Structuring Multi-Turn Conversations in Meta-Llama-3.1-8B-Instruct using python
completion = client.chat.completions.create(
    model="Meta-Llama-3.1-8B-Instruct",
    messages = [
        {"role": "user", "content": "Hi! My name is Peter and I am 31 years old. What is 1+1?"},
        {"role": "assistant", "content": "Nice to meet you, Peter. 1 + 1 is equal to 2"},
        {"role": "user", "content": "What is my age?"}
    ],
    stream = True
)
for chunk in completion:
  print(chunk.choices[0].delta.content, end="")

After running the program, you should see an output similar to the following.

Example output
You told me earlier, Peter. You're 31 years old.

By structuring conversations this way, the model can maintain context, recall prior user inputs, and provide more coherent responses.

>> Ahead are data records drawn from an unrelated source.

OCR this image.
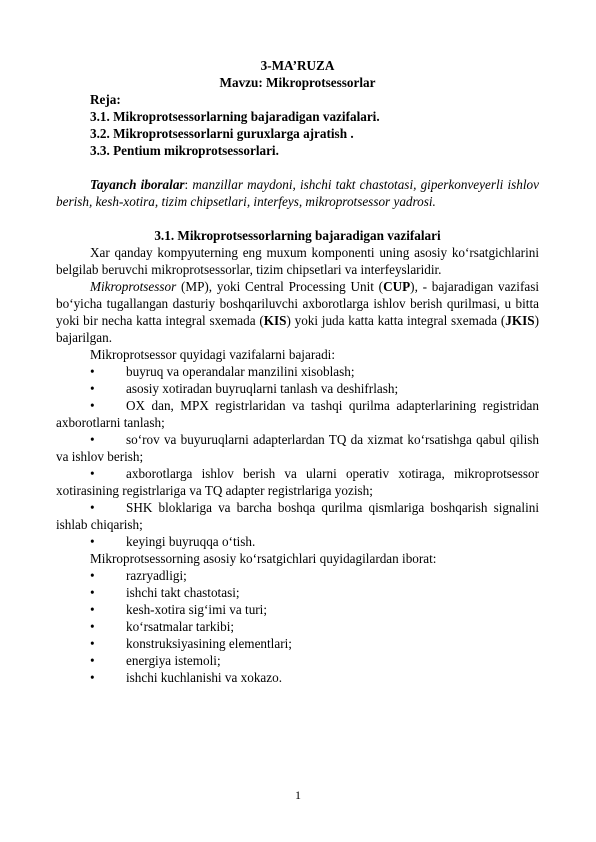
3-MA’RUZA
Mavzu: Mikroprotsessorlar
Reja:
3.1. Mikroprotsessorlarning bajaradigan vazifalari.
3.2. Mikroprotsessorlarni guruxlarga ajratish .
3.3. Pentium mikroprotsessorlari.

Tayanch iboralar: manzillar maydoni, ishchi takt chastotasi, giperkonveyerli ishlov berish, kesh-xotira, tizim chipsetlari, interfeys, mikroprotsessor yadrosi.

3.1. Mikroprotsessorlarning bajaradigan vazifalari

Xar qanday kompyuterning eng muxum komponenti uning asosiy ko‘rsatgichlarini belgilab beruvchi mikroprotsessorlar, tizim chipsetlari va interfeyslaridir.

Mikroprotsessor (MP), yoki Central Processing Unit (CUP), - bajaradigan vazifasi bo‘yicha tugallangan dasturiy boshqariluvchi axborotlarga ishlov berish qurilmasi, u bitta yoki bir necha katta integral sxemada (KIS) yoki juda katta katta integral sxemada (JKIS) bajarilgan.

Mikroprotsessor quyidagi vazifalarni bajaradi:

• buyruq va operandalar manzilini xisoblash;
• asosiy xotiradan buyruqlarni tanlash va deshifrlash;
• OX dan, MPX registrlaridan va tashqi qurilma adapterlarining registridan axborotlarni tanlash;
• so‘rov va buyuruqlarni adapterlardan TQ da xizmat ko‘rsatishga qabul qilish va ishlov berish;
• axborotlarga ishlov berish va ularni operativ xotiraga, mikroprotsessor xotirasining registrlariga va TQ adapter registrlariga yozish;
• SHK bloklariga va barcha boshqa qurilma qismlariga boshqarish signalini ishlab chiqarish;
• keyingi buyruqqa o‘tish.

Mikroprotsessorning asosiy ko‘rsatgichlari quyidagilardan iborat:

• razryadligi;
• ishchi takt chastotasi;
• kesh-xotira sig‘imi va turi;
• ko‘rsatmalar tarkibi;
• konstruksiyasining elementlari;
• energiya istemoli;
• ishchi kuchlanishi va xokazo.
1
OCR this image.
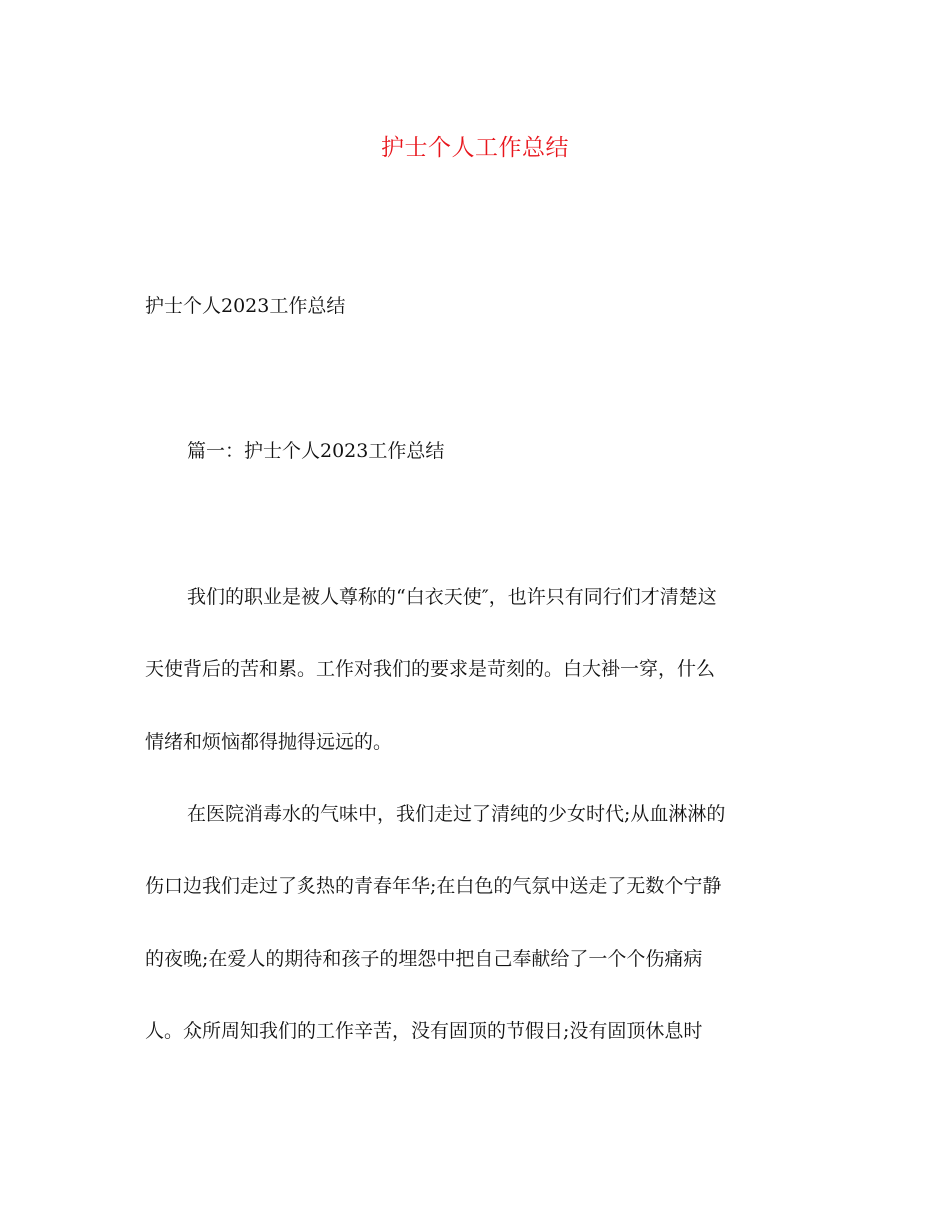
护士个人工作总结
护士个人2023工作总结
篇一：护士个人2023工作总结

我们的职业是被人尊称的“白衣天使″，也许只有同行们才清楚这

天使背后的苦和累。工作对我们的要求是苛刻的。白大褂一穿，什么

情绪和烦恼都得抛得远远的。

在医院消毒水的气味中，我们走过了清纯的少女时代;从血淋淋的

伤口边我们走过了炙热的青春年华;在白色的气氛中送走了无数个宁静

的夜晚;在爱人的期待和孩子的埋怨中把自己奉献给了一个个伤痛病

人。众所周知我们的工作辛苦，没有固顶的节假日;没有固顶休息时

Considerations for long conversations

When engaging in long conversations with LLMs, certain factors such as token limits and memory constraints must be considered to ensure accuracy and coherence.

  • Token limits - LLMs have a fixed context window, limiting the number of tokens they can process in a single request. If the input exceeds this limit, the system might truncate it, leading to incomplete or incoherent responses.

  • Memory constraints - The model does not retain context beyond its input window. To preserve context, past messages should be re-included in prompts.

By structuring prompts effectively and managing conversation history, you can optimize interactions with LLMs for better accuracy and coherence.